À Lomé, la Journée internationale du Travail célébrée vendredi 1er mai, à la Présidence du Conseil s’est distinguée par une tonalité à la fois solennelle et structurée. Loin d’un simple rituel commémoratif, l’événement a mis en avant une lecture institutionnelle du travail, articulée autour de la reconnaissance des parcours administratifs et du rôle stratégique du capital humain dans l’action publique.

Des carrières administratives saluées au sommet de l’État
Moment central de la cérémonie, la distinction des agents admis à la retraite au titre de l’année 2025 a donné une portée particulière à l’événement.
À travers la remise de trophées de reconnaissance, l’institution a mis en lumière des trajectoires professionnelles marquées par la continuité, la discrétion et l’engagement au service de l’État. Ces distinctions traduisent une volonté de valoriser des profils essentiels au fonctionnement administratif, mais rarement visibles dans l’espace public.
Prenant la parole, le porte-parole des retraités a insisté sur la singularité de l’expérience vécue au sein de la Présidence du Conseil, évoquant « le sentiment du devoir accompli », tout en appelant les agents en activité à maintenir les standards d’exigence qui structurent l’institution.

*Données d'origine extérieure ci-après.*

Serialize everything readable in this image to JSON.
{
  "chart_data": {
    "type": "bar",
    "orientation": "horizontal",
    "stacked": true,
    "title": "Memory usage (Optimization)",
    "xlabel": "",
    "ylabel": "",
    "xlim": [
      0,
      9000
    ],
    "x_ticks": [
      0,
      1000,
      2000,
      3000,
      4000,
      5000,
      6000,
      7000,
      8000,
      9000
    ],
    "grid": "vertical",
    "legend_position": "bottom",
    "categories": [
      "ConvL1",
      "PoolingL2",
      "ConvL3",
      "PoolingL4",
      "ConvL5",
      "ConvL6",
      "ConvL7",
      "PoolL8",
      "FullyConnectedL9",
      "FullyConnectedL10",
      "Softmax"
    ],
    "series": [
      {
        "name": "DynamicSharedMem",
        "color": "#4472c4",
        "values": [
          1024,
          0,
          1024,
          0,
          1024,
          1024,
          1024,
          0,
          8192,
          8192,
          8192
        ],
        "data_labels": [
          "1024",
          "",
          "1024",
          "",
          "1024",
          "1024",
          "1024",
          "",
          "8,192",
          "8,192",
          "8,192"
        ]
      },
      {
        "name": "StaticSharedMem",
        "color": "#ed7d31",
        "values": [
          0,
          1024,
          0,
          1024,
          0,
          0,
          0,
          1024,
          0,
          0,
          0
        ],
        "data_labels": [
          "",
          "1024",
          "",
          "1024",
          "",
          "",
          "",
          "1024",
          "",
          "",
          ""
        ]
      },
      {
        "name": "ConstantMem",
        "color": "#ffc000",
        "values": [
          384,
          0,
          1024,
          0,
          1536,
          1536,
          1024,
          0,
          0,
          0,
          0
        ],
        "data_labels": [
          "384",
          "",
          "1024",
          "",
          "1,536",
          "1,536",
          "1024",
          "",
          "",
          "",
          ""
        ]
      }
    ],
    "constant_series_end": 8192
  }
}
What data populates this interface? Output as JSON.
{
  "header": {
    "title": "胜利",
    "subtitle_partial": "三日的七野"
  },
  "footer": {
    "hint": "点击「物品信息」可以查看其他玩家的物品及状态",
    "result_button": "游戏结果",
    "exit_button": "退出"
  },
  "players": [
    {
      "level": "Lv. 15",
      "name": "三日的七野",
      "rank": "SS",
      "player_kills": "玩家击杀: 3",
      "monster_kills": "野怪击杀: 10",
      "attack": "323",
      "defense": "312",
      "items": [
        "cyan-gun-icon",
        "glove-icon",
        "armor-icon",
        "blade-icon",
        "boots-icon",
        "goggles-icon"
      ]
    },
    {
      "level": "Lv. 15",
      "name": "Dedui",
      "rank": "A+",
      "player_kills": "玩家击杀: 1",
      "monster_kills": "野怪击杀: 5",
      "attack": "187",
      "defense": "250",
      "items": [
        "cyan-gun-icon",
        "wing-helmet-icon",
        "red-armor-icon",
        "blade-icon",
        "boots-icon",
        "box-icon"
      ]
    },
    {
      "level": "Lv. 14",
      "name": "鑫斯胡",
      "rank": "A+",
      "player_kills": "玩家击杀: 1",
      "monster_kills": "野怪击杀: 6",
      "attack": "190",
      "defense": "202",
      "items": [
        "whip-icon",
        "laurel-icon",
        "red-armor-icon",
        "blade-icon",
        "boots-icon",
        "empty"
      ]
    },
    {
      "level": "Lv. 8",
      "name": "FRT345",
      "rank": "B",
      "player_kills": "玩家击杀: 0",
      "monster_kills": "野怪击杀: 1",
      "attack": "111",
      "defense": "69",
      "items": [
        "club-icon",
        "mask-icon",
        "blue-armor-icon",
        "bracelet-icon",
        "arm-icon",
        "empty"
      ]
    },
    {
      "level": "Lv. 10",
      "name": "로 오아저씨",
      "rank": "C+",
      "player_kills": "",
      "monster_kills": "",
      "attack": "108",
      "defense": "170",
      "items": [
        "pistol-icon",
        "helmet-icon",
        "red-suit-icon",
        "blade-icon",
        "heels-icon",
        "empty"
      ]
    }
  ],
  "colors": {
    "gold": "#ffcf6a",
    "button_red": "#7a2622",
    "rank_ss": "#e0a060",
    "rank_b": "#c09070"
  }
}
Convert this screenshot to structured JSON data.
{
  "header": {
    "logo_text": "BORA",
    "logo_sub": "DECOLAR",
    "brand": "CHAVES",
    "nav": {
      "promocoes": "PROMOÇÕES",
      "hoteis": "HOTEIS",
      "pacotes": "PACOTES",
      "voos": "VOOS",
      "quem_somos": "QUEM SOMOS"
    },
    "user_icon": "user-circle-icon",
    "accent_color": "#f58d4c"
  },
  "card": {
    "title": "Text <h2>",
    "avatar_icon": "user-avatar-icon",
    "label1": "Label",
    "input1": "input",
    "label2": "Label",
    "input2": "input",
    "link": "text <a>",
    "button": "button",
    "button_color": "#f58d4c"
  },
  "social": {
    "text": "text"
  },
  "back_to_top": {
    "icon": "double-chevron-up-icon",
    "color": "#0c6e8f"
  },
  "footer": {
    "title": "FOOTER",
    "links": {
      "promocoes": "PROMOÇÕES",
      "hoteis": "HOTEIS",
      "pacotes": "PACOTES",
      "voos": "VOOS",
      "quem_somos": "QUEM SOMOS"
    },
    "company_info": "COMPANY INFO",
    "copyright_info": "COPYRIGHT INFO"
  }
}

Un message politique centré sur le capital humain
Représentant Faure Essozimna Gnassingbé, Madame Sandra Ablamba Johnson, ministre et Secrétaire général de la Présidence du Conseil, a inscrit son intervention dans une perspective stratégique.
Elle a rappelé que le capital humain constitue un levier central de la politique de développement, en cohérence avec les orientations de la Vème République, résumées autour du triptyque « protéger, rassembler, transformer ».
Dans ce cadre, la reconnaissance des retraités a été présentée non comme une fin de parcours, mais comme une transition vers une nouvelle étape, après des années de contribution au service public.

Rigueur administrative et exigences contemporaines
Au-delà de l’hommage, le message adressé aux agents en activité a introduit une dimension normative claire.
La ministre a insisté sur des principes de fonctionnement jugés essentiels à l’efficacité administrative : ponctualité, assiduité, sens des responsabilités. Des exigences qui s’inscrivent dans un contexte de transformation de l’action publique, marqué par une attente accrue en matière de performance et de qualité de service.
Elle a également réaffirmé la volonté des autorités de poursuivre les efforts en faveur de l’amélioration des conditions de travail.


Entre avancées sociales et attentes persistantes
Le représentant du personnel a, pour sa part, mis en avant certaines évolutions sociales récentes, notamment la mise en œuvre de l’Assurance maladie universelle (AMU) et les dispositifs de soutien aux populations vulnérables.
Ces avancées ont été saluées comme des signaux positifs, tout en s’accompagnant d’un appel à leur consolidation. L’intervention a ainsi reflété un équilibre entre reconnaissance des efforts engagés et attentes en matière de poursuite des réformes sociales.


Une cérémonie révélatrice d’une dynamique institutionnelle
Au-delà de son caractère protocolaire, la célébration du 1er mai à la Présidence du Conseil apparaît comme un moment de régulation interne.
Elle articule reconnaissance des parcours, transmission des valeurs administratives et rappel des exigences professionnelles. Elle met également en évidence une volonté d’inscrire l’action publique dans une logique de continuité, tout en intégrant les impératifs de modernisation.